Some might date it back to the Troll Pilot project, the subsea separation and water reinjection system offshore Norway by Norsk Hydro in the late 1990s, or maybe even Lufeng 13-1, Statoil’s Chinese floater project from the mid-1990s that featured a seabed pumping module to assist in the recovery of the heavy-ish oil.

For me, it would probably be Statoil’s Tordis subsea separation, boosting and injection system, which was ordered in 2005 and came onstream three years later. Troll Pilot was a bit of a false dawn—it seemed to presage the arrival of more such systems, but it did not. While it was more than a glorified R&D project—Hydro had a genuine requirement for a solution to an apparent projected overabundance of produced water at Troll C—it would be five years before another application came along.

Tordis was, at least according to Statoil, the first commercial application of subsea separation, meaning the system would recover an additional 35 MMbbl of oil (at 2005’s $55/bbl oil price) with the revenue from that production far exceeding the $275 million price tag.

Like its predecessor at Troll, it had a teething problem that had nothing to do with the technology of the separation system. At Troll Pilot, it was the shrouding on the high-power connector that failed and set back full operation by more than six months, while at Tordis, it was a water disposal well drilled into the wrong (i.e., unsealed) strata, which percolated to the seabed and then to the surface.

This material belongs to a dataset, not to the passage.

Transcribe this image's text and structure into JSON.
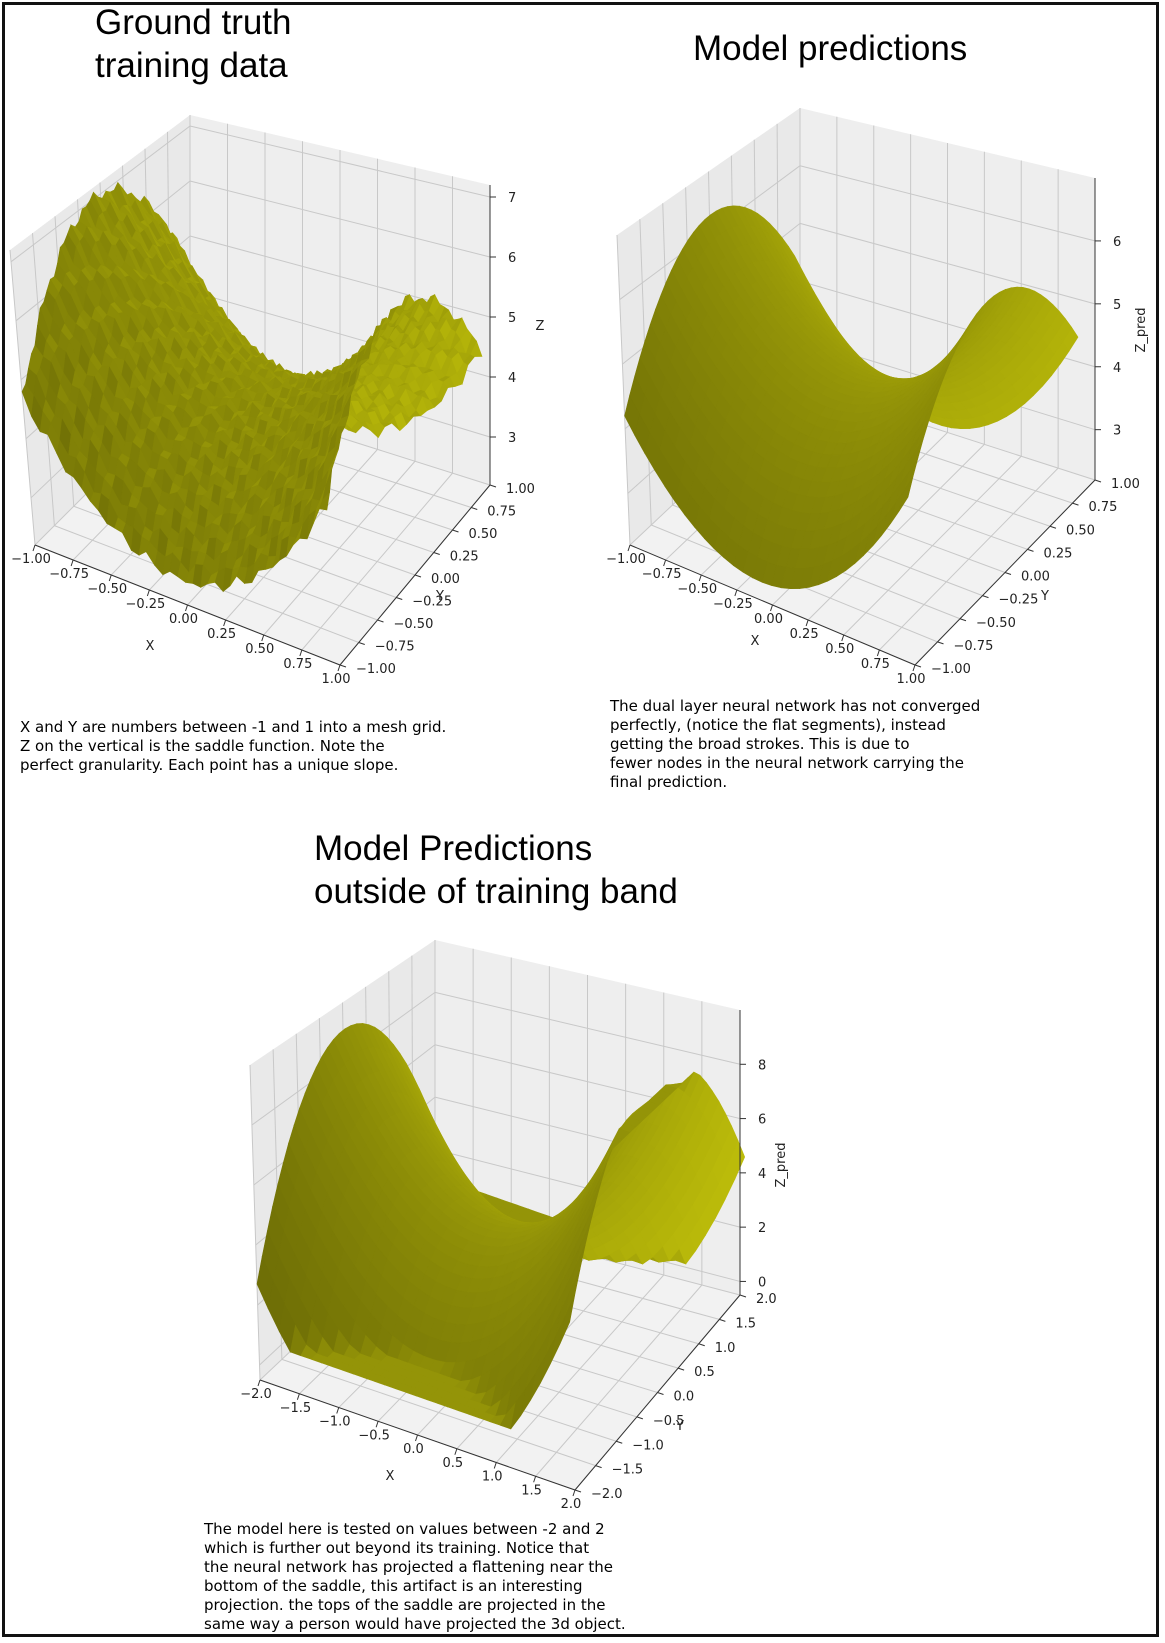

So why rehash these old stories? Subsea processing is seen as an expensive add-on to facilitate the extra production that makes deepwater developments profitable, and it might just be shelved in the current climate. So is it still economically viable and accessible in a low-price era?

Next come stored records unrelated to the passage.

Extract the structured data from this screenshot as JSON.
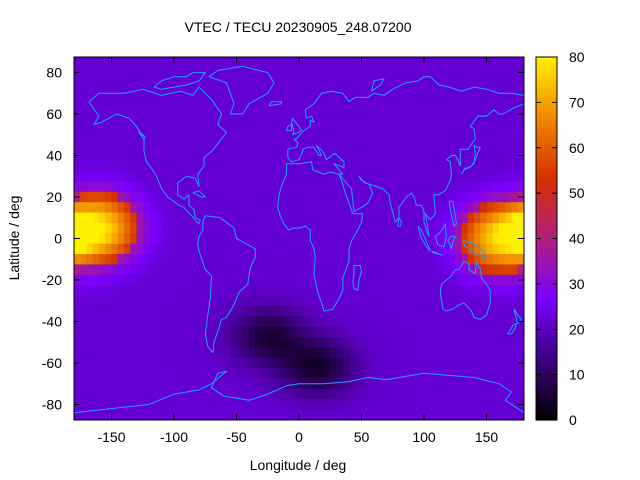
{
  "chart_data": {
    "type": "heatmap",
    "title": "VTEC / TECU 20230905_248.07200",
    "xlabel": "Longitude / deg",
    "ylabel": "Latitude / deg",
    "xlim": [
      -180,
      180
    ],
    "ylim": [
      -87.5,
      87.5
    ],
    "x_ticks": [
      -150,
      -100,
      -50,
      0,
      50,
      100,
      150
    ],
    "y_ticks": [
      -80,
      -60,
      -40,
      -20,
      0,
      20,
      40,
      60,
      80
    ],
    "colorbar": {
      "min": 0,
      "max": 80,
      "ticks": [
        0,
        10,
        20,
        30,
        40,
        50,
        60,
        70,
        80
      ],
      "colormap": [
        "#000000",
        "#3c0080",
        "#7a00ff",
        "#b02080",
        "#d43000",
        "#f08800",
        "#fff000"
      ]
    },
    "field_features": [
      {
        "feature": "maximum",
        "lon": -160,
        "lat": 5,
        "value": 76
      },
      {
        "feature": "maximum",
        "lon": 160,
        "lat": 0,
        "value": 74
      },
      {
        "feature": "minimum",
        "lon": -25,
        "lat": -47,
        "value": 6
      },
      {
        "feature": "minimum",
        "lon": 15,
        "lat": -62,
        "value": 5
      },
      {
        "feature": "background",
        "lon": 0,
        "lat": 60,
        "value": 22
      }
    ],
    "overlay": "coastlines",
    "grid": false
  },
  "colors": {
    "coastline": "#1ea0ff",
    "axis": "#000000",
    "background": "#ffffff"
  }
}
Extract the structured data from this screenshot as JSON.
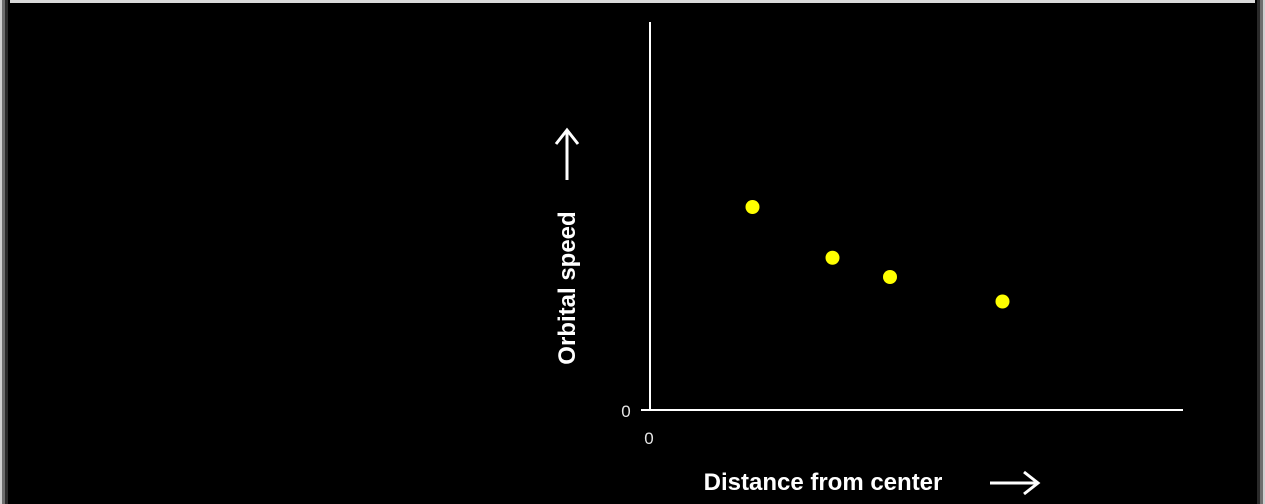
{
  "chart_data": {
    "type": "scatter",
    "xlabel": "Distance from center",
    "ylabel": "Orbital speed",
    "x_tick_labels": [
      "0"
    ],
    "y_tick_labels": [
      "0"
    ],
    "xlim": [
      0,
      10
    ],
    "ylim": [
      0,
      10
    ],
    "series": [
      {
        "points": [
          {
            "x": 2.05,
            "y": 5.8
          },
          {
            "x": 3.65,
            "y": 4.35
          },
          {
            "x": 4.8,
            "y": 3.8
          },
          {
            "x": 7.05,
            "y": 3.1
          }
        ]
      }
    ],
    "marker_color": "#ffff00",
    "axis_color": "#ffffff",
    "background_color": "#000000",
    "grid": false,
    "legend": false
  }
}
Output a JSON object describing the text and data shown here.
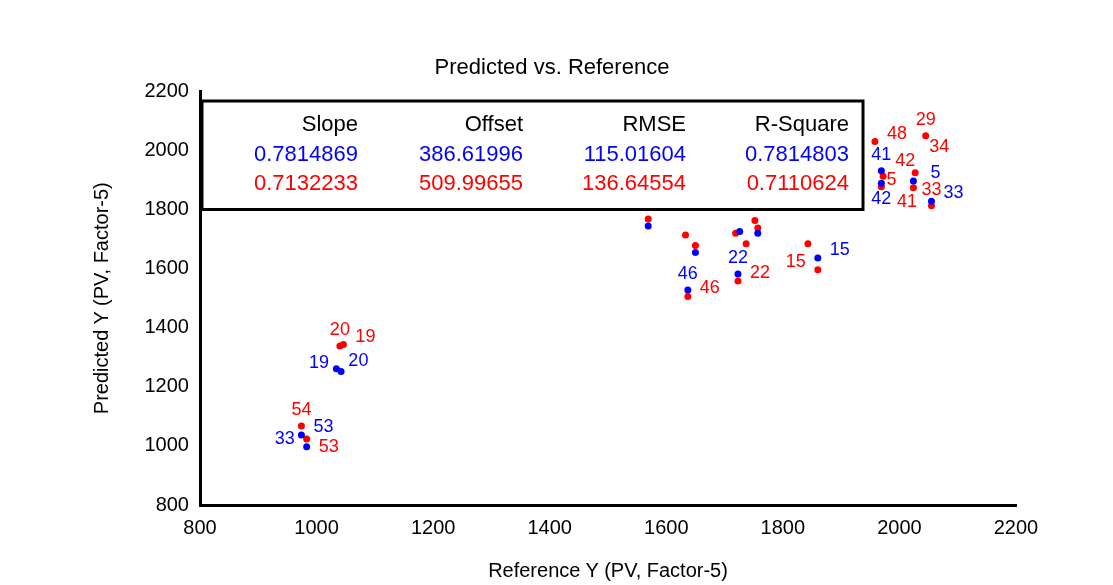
{
  "chart_data": {
    "type": "scatter",
    "title": "Predicted vs. Reference",
    "xlabel": "Reference Y (PV, Factor-5)",
    "ylabel": "Predicted Y (PV, Factor-5)",
    "xlim": [
      800,
      2200
    ],
    "xticks": [
      800,
      1000,
      1200,
      1400,
      1600,
      1800,
      2000,
      2200
    ],
    "ylim": [
      800,
      2200
    ],
    "yticks": [
      800,
      1000,
      1200,
      1400,
      1600,
      1800,
      2000,
      2200
    ],
    "grid": false,
    "legend": false,
    "marker": "circle",
    "series": [
      {
        "color": "#0000ff",
        "x": [
          974,
          983,
          1034,
          1042,
          1569,
          1637,
          1650,
          1723,
          1726,
          1757,
          1860,
          1969,
          1969,
          2024,
          2055
        ],
        "values": [
          1037,
          997,
          1261,
          1252,
          1744,
          1528,
          1655,
          1582,
          1726,
          1720,
          1636,
          1889,
          1931,
          1897,
          1828
        ]
      },
      {
        "color": "#ff0000",
        "x": [
          974,
          983,
          1040,
          1046,
          1569,
          1637,
          1633,
          1650,
          1723,
          1719,
          1737,
          1757,
          1752,
          1843,
          1860,
          1969,
          1972,
          2024,
          2027,
          2055,
          1958,
          2045
        ],
        "values": [
          1067,
          1023,
          1338,
          1343,
          1768,
          1506,
          1714,
          1678,
          1558,
          1720,
          1684,
          1738,
          1763,
          1684,
          1596,
          1877,
          1913,
          1874,
          1925,
          1813,
          2030,
          2050
        ]
      }
    ],
    "annotations": [
      "Slope",
      "Offset",
      "RMSE",
      "R-Square",
      "0.7814869",
      "386.61996",
      "115.01604",
      "0.7814803",
      "0.7132233",
      "509.99655",
      "136.64554",
      "0.7110624",
      {
        "text": "53",
        "x": 974,
        "y": 1037
      },
      {
        "text": "33",
        "x": 983,
        "y": 997
      },
      {
        "text": "20",
        "x": 1034,
        "y": 1261
      },
      {
        "text": "19",
        "x": 1042,
        "y": 1252
      },
      {
        "text": "46",
        "x": 1637,
        "y": 1528
      },
      {
        "text": "22",
        "x": 1723,
        "y": 1582
      },
      {
        "text": "15",
        "x": 1860,
        "y": 1636
      },
      {
        "text": "42",
        "x": 1969,
        "y": 1889
      },
      {
        "text": "41",
        "x": 1969,
        "y": 1931
      },
      {
        "text": "5",
        "x": 2024,
        "y": 1897
      },
      {
        "text": "33",
        "x": 2055,
        "y": 1828
      },
      {
        "text": "54",
        "x": 974,
        "y": 1067
      },
      {
        "text": "53",
        "x": 983,
        "y": 1023
      },
      {
        "text": "20",
        "x": 1040,
        "y": 1338
      },
      {
        "text": "19",
        "x": 1046,
        "y": 1343
      },
      {
        "text": "46",
        "x": 1637,
        "y": 1506
      },
      {
        "text": "22",
        "x": 1723,
        "y": 1558
      },
      {
        "text": "15",
        "x": 1860,
        "y": 1596
      },
      {
        "text": "42",
        "x": 1969,
        "y": 1877
      },
      {
        "text": "41",
        "x": 1972,
        "y": 1913
      },
      {
        "text": "5",
        "x": 2024,
        "y": 1874
      },
      {
        "text": "34",
        "x": 2027,
        "y": 1925
      },
      {
        "text": "33",
        "x": 2055,
        "y": 1813
      },
      {
        "text": "48",
        "x": 1958,
        "y": 2030
      },
      {
        "text": "29",
        "x": 2045,
        "y": 2050
      }
    ]
  }
}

There might be a grain of truth in the “high-cost” perception, but it is not the whole story.

Two points: First, what followed Tordis was Total’s Pazflor, a development that aimed to produce from multiple reservoirs with two different types of oil. Without the subsea separation system, the heavier Miocene oil could not be produced. This also was the first development in which subsea separation was in the base case.

In addition, there have been a considerable number of boosting systems, such as on Ceiba and Topacio in Equatorial Guinea, Azurite in the Congo and Exeter-Mutineer in Australia, that made the projects fly.

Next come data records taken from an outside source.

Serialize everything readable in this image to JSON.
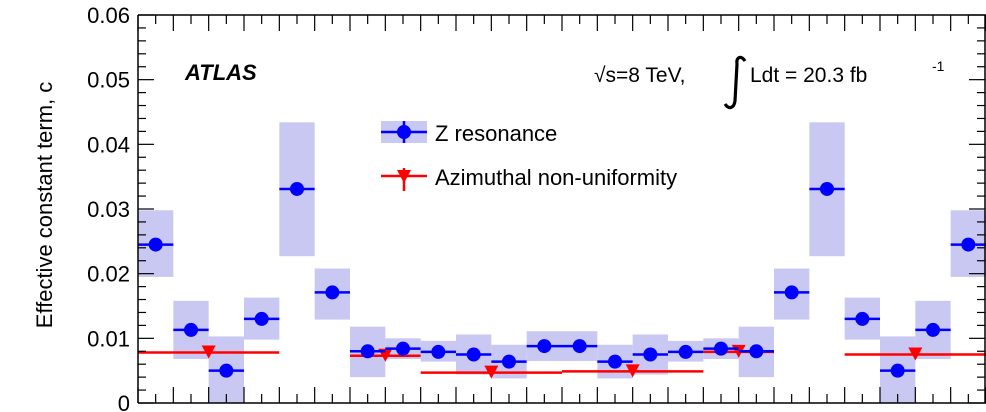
{
  "chart_data": {
    "type": "scatter",
    "ylabel": "Effective constant term, c",
    "ylim": [
      0,
      0.06
    ],
    "y_ticks": [
      "0",
      "0.01",
      "0.02",
      "0.03",
      "0.04",
      "0.05",
      "0.06"
    ],
    "x_tick_labels_shown": false,
    "annotations": {
      "experiment": "ATLAS",
      "energy": "√s=8 TeV,",
      "lumi_left": "Ldt = 20.3 fb",
      "lumi_exp": "-1"
    },
    "series": [
      {
        "name": "Z resonance",
        "color": "#0000ff",
        "band_color": "#c8c8f2",
        "marker": "circle",
        "points": [
          {
            "x": [
              0,
              1
            ],
            "y": 0.0245,
            "band": [
              0.0195,
              0.0298
            ]
          },
          {
            "x": [
              1,
              2
            ],
            "y": 0.0113,
            "band": [
              0.0068,
              0.0158
            ]
          },
          {
            "x": [
              2,
              3
            ],
            "y": 0.005,
            "band": [
              0.0,
              0.0103
            ]
          },
          {
            "x": [
              3,
              4
            ],
            "y": 0.013,
            "band": [
              0.0098,
              0.0163
            ]
          },
          {
            "x": [
              4,
              5
            ],
            "y": 0.0331,
            "band": [
              0.0227,
              0.0434
            ]
          },
          {
            "x": [
              5,
              6
            ],
            "y": 0.0171,
            "band": [
              0.0129,
              0.0208
            ]
          },
          {
            "x": [
              6,
              7
            ],
            "y": 0.008,
            "band": [
              0.004,
              0.0118
            ]
          },
          {
            "x": [
              7,
              8
            ],
            "y": 0.0084,
            "band": [
              0.0068,
              0.01
            ]
          },
          {
            "x": [
              8,
              9
            ],
            "y": 0.0079,
            "band": [
              0.0064,
              0.0096
            ]
          },
          {
            "x": [
              9,
              10
            ],
            "y": 0.0075,
            "band": [
              0.0044,
              0.0106
            ]
          },
          {
            "x": [
              10,
              11
            ],
            "y": 0.0064,
            "band": [
              0.0038,
              0.009
            ]
          },
          {
            "x": [
              11,
              12
            ],
            "y": 0.0088,
            "band": [
              0.0065,
              0.0111
            ]
          },
          {
            "x": [
              12,
              13
            ],
            "y": 0.0088,
            "band": [
              0.0065,
              0.0111
            ]
          },
          {
            "x": [
              13,
              14
            ],
            "y": 0.0064,
            "band": [
              0.0038,
              0.009
            ]
          },
          {
            "x": [
              14,
              15
            ],
            "y": 0.0075,
            "band": [
              0.0044,
              0.0106
            ]
          },
          {
            "x": [
              15,
              16
            ],
            "y": 0.0079,
            "band": [
              0.0064,
              0.0096
            ]
          },
          {
            "x": [
              16,
              17
            ],
            "y": 0.0084,
            "band": [
              0.0068,
              0.01
            ]
          },
          {
            "x": [
              17,
              18
            ],
            "y": 0.008,
            "band": [
              0.004,
              0.0118
            ]
          },
          {
            "x": [
              18,
              19
            ],
            "y": 0.0171,
            "band": [
              0.0129,
              0.0208
            ]
          },
          {
            "x": [
              19,
              20
            ],
            "y": 0.0331,
            "band": [
              0.0227,
              0.0434
            ]
          },
          {
            "x": [
              20,
              21
            ],
            "y": 0.013,
            "band": [
              0.0098,
              0.0163
            ]
          },
          {
            "x": [
              21,
              22
            ],
            "y": 0.005,
            "band": [
              0.0,
              0.0103
            ]
          },
          {
            "x": [
              22,
              23
            ],
            "y": 0.0113,
            "band": [
              0.0068,
              0.0158
            ]
          },
          {
            "x": [
              23,
              24
            ],
            "y": 0.0245,
            "band": [
              0.0195,
              0.0298
            ]
          }
        ]
      },
      {
        "name": "Azimuthal non-uniformity",
        "color": "#ff0000",
        "marker": "triangle-down",
        "points": [
          {
            "x": [
              0,
              4
            ],
            "y": 0.0078
          },
          {
            "x": [
              6,
              8
            ],
            "y": 0.0073
          },
          {
            "x": [
              8,
              12
            ],
            "y": 0.0047
          },
          {
            "x": [
              12,
              16
            ],
            "y": 0.0049
          },
          {
            "x": [
              16,
              18
            ],
            "y": 0.0079
          },
          {
            "x": [
              20,
              24
            ],
            "y": 0.0075
          }
        ]
      }
    ],
    "legend": "top-center",
    "grid": false
  }
}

Of more significance is the potential cost-saving element in another of the technologies under the subsea processing umbrella—subsea raw water injection (SSRWI).

This has been one of my pet favorites, which has so much going for it now and which will increase as time goes by, with ever-more long-distance tiebacks planned. There have been several SSRWI projects with different raisons d’être. The first was Columba in the U.K. sector, where a major brownfield engineering exercise was avoided by putting everything on the seabed with the only link to its host being a power umbilical.

The second was Tyrihans, where Statoil avoided the cost of a 43-km (27-mile) pipeline and the requisite topside water cleanup, pumping and power equipment to provide water for injection.

It is a no-brainer. SSRWI is the coming technology at any price.